Doris Duke Scholars have demonstrated interested in conservation, nature, and the environment. They come from across the country, and their many schools and regions are represented on this map.
Scholars are excited about turning their passion into a career in an environmental field, and are eager to be immersed in an experiential learning program that incorporates diversity and inclusion into their understanding of conservation practices. Moreover, they are committed to becoming a part of and changing the conservation arena, bringing new ways of looking at, understanding, and protecting the Earth’s land, water, and wildlife.
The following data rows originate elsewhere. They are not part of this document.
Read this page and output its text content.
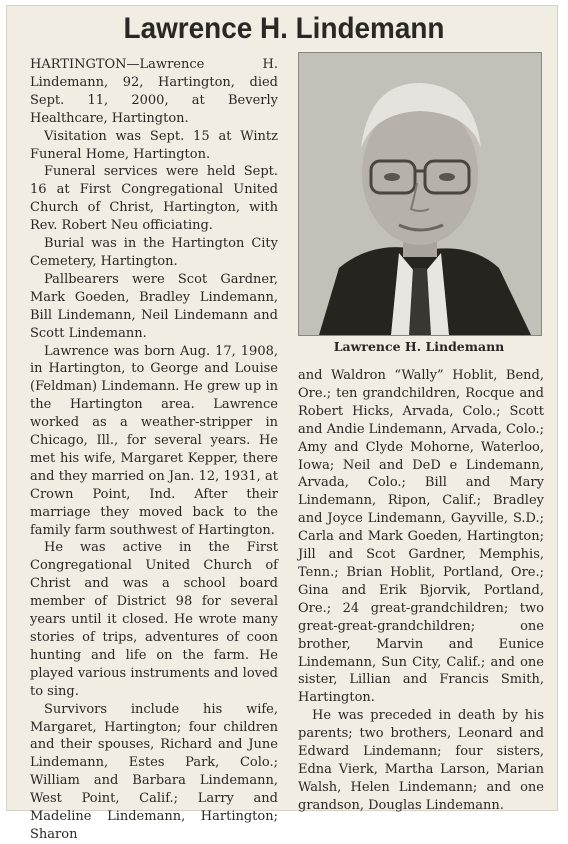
Lawrence H. Lindemann

HARTINGTON—Lawrence H. Lindemann, 92, Hartington, died Sept. 11, 2000, at Beverly Healthcare, Hartington.

Visitation was Sept. 15 at Wintz Funeral Home, Hartington.

Funeral services were held Sept. 16 at First Congregational United Church of Christ, Hartington, with Rev. Robert Neu officiating.

Burial was in the Hartington City Cemetery, Hartington.

Pallbearers were Scot Gardner, Mark Goeden, Bradley Lindemann, Bill Lindemann, Neil Lindemann and Scott Lindemann.

Lawrence was born Aug. 17, 1908, in Hartington, to George and Louise (Feldman) Lindemann. He grew up in the Hartington area. Lawrence worked as a weather-stripper in Chicago, Ill., for several years. He met his wife, Margaret Kepper, there and they married on Jan. 12, 1931, at Crown Point, Ind. After their marriage they moved back to the family farm southwest of Hartington.

He was active in the First Congregational United Church of Christ and was a school board member of District 98 for several years until it closed. He wrote many stories of trips, adventures of coon hunting and life on the farm. He played various instruments and loved to sing.

Survivors include his wife, Margaret, Hartington; four children and their spouses, Richard and June Lindemann, Estes Park, Colo.; William and Barbara Lindemann, West Point, Calif.; Larry and Madeline Lindemann, Hartington; Sharon

Lawrence H. Lindemann

and Waldron “Wally” Hoblit, Bend, Ore.; ten grandchildren, Rocque and Robert Hicks, Arvada, Colo.; Scott and Andie Lindemann, Arvada, Colo.; Amy and Clyde Mohorne, Waterloo, Iowa; Neil and DeD e Lindemann, Arvada, Colo.; Bill and Mary Lindemann, Ripon, Calif.; Bradley and Joyce Lindemann, Gayville, S.D.; Carla and Mark Goeden, Hartington; Jill and Scot Gardner, Memphis, Tenn.; Brian Hoblit, Portland, Ore.; Gina and Erik Bjorvik, Portland, Ore.; 24 great-grandchildren; two great-great-grandchildren; one brother, Marvin and Eunice Lindemann, Sun City, Calif.; and one sister, Lillian and Francis Smith, Hartington.

He was preceded in death by his parents; two brothers, Leonard and Edward Lindemann; four sisters, Edna Vierk, Martha Larson, Marian Walsh, Helen Lindemann; and one grandson, Douglas Lindemann.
In addition to research and internship experiences, scholars have a chance to explore the unique environment of the Great Lakes region through field trips and excursions throughout their two summers in the program. These trips expose students to professionals and stakeholders, allowing them to see where interests in conservation can take them and the impact they can have in the environmental field.
Right now, the first-year scholars are preparing for a trip to the U-M Biological Station. While in northern Michigan, they will also visit Tahquamenon Falls and Sutton’s Bay and spend time on the Tall Ships of Grand Traverse Bay. The second-year scholars will visit Mackinac Island and a field site on St. Mary’s Island. Their capstone retreat in August will take them to Yellowstone National Park – an ecosystem very different from those found in Michigan.
Ami Fofana, a second-year scholar from the University of Toledo, described the experience. “Usually I’m surrounded by people that are from the same environment as me, so being able to talk to people with different backgrounds and different beliefs and ideologies was really amazing.”